Los Miserables
Autor: Víctor Hugo
Segunda Parte: Cosette
Libro primero
Waterloo
Cap VII : Napoleón de buen humor.
El emperador, aunque enfermo y molesto a caballo por una dolencia local, no había estado nunca de tan buen humor como aquel día. Desde por la mañana su impenetrabilidad era sonriente. El 18 de junio de 1815, de aquella alma honda, enmascarada de mármol, brotaba una irradiación ciega. El hombre que estuvo adusto en Austerlitz estuvo alegre en Waterloo. Los predestinados más excelsos cometen contrasentidos así. Nuestras alegrías son oscuridad. La sonrisa suprema pertenece a Dios.
Ridet Caesar, Pompeius flebit, decían los legionarios de la Legio Fulminatrix. En esta ocasión, Pompeyo no iba a llorar, pero lo cierto es que César reía.
Ya la víspera, a la una de la madrugada, recorriendo a caballo, entre la tormenta y la lluvia, con Bertrand, las colinas del vecindario de Rossomme, satisfecho al ver la prolongada línea de las hogueras inglesas que iluminaba todo el horizonte, desde Frischemont hasta Braine-l’Alleud, le había parecido que el destino, al que había citado con fecha fija en los campos de Waterloo, había sido puntual; detuvo el caballo y se quedó unos momentos quieto, mirando los relámpagos, escuchando el trueno; y oyeron a aquel fatalista soltar entre las sombras esta frase misteriosa: «Estamos de acuerdo». Napoleón se equivocaba. Ya no estaban de acuerdo.

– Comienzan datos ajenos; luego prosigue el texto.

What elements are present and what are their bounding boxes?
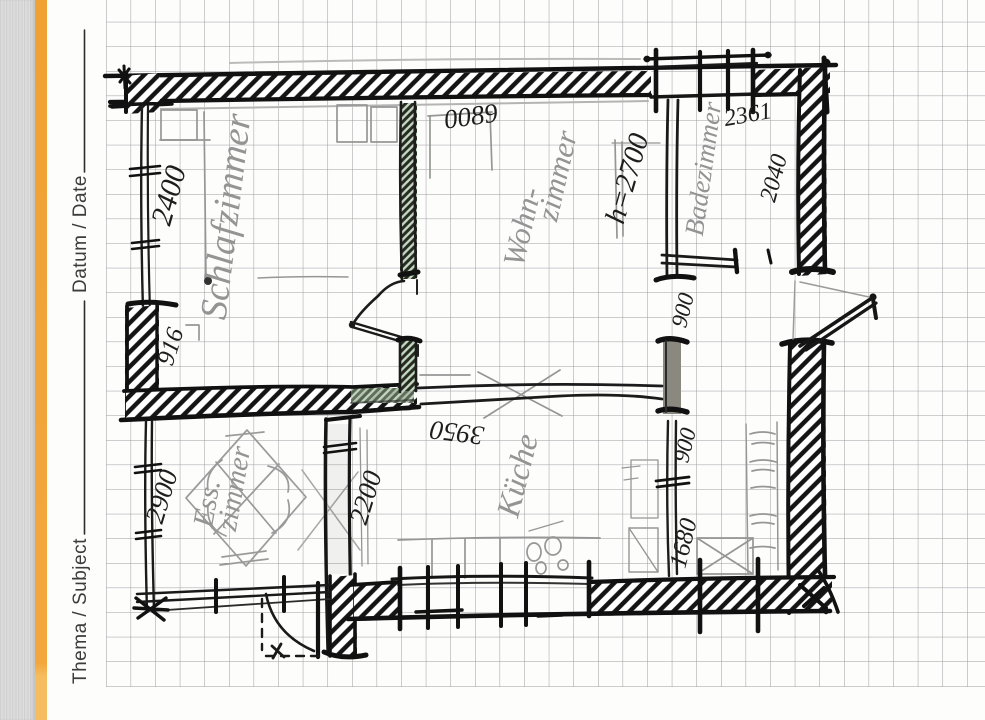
svg-text:2040: 2040 (755, 152, 793, 205)
svg-text:900: 900 (668, 425, 701, 465)
svg-text:h=2700: h=2700 (599, 129, 655, 227)
svg-text:0089: 0089 (442, 97, 500, 134)
svg-text:3950: 3950 (428, 415, 487, 452)
svg-text:2361: 2361 (722, 98, 774, 132)
svg-text:2200: 2200 (343, 467, 388, 528)
svg-text:2400: 2400 (145, 162, 193, 229)
svg-text:916: 916 (152, 324, 189, 368)
svg-text:900: 900 (666, 290, 699, 330)
svg-text:2900: 2900 (139, 466, 184, 527)
svg-text:1680: 1680 (665, 515, 703, 571)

No se permitió ni un minuto de sueño, todos los instantes de aquella noche llevaron para él la marca de una alegría. Recorrió toda la línea de los cuerpos de la guardia mayor deteniéndose acá y allá para decirles algo a los más destacados. A las dos y media, cerca del bosque de Hougomont, oyó el paso de una columna en marcha; por un momento, creyó que Wellington retrocedía. Dijo: Es la retaguardia inglesa que se pone en marcha para largarse. Haré prisioneros a los seis mil ingleses que acaban de llegar a Ostende. Estaba expansivo; había recuperado la elocuencia inspirada del 1 de marzo, cuando le señalaba al gran mariscal al campesino entusiasta del golfo Juan al tiempo que exclamaba: ¡Mira, Bertrand, ya nos llegan refuerzos! La noche del 17 al 18 se reía de Wellington: Ese inglesito necesita que le den una lección, decía Napoleón. Llovía cada vez más; tronaba mientras hablaba el emperador.
A las tres y media de la mañana se había quedado sin una ilusión; unos oficiales enviados para llevar a cabo un reconocimiento le comunicaron que el enemigo no estaba haciendo movimiento alguno. Nada se movía; no estaba apagada ni una sola hoguera de los vivaques. El ejército inglés dormía. Reinaba un silencio profundo en la tierra; sólo había ruido en el cielo. A las cuatro, los batidores le trajeron a un campesino; ese campesino había hecho de guía a una brigada de caballería inglesa, probablemente la brigada Vivian, que iba a tomar posición en el pueblo de Ohain, en la zona más a la izquierda. A las cinco, dos desertores belgas le contaron que acababan de irse de su regimiento y que el ejército inglés estaba a la espera de la batalla. ¡Mejor! —exclamó Napoleón—. Prefiero darles un revolcón que repelerlos.
Por la mañana, en el talud de la revuelta del camino de Plancenoit, se apeó del caballo en pleno barrizal, mandó que le trajeran de la granja de Rossomme una mesa de cocina y una silla de labriego, se sentó, con un manojo de paja a modo de alfombra, y desplegó encima la mesa el mapa del campo de batalla, diciéndole a Soult: ¡Bonito tablero de ajedrez!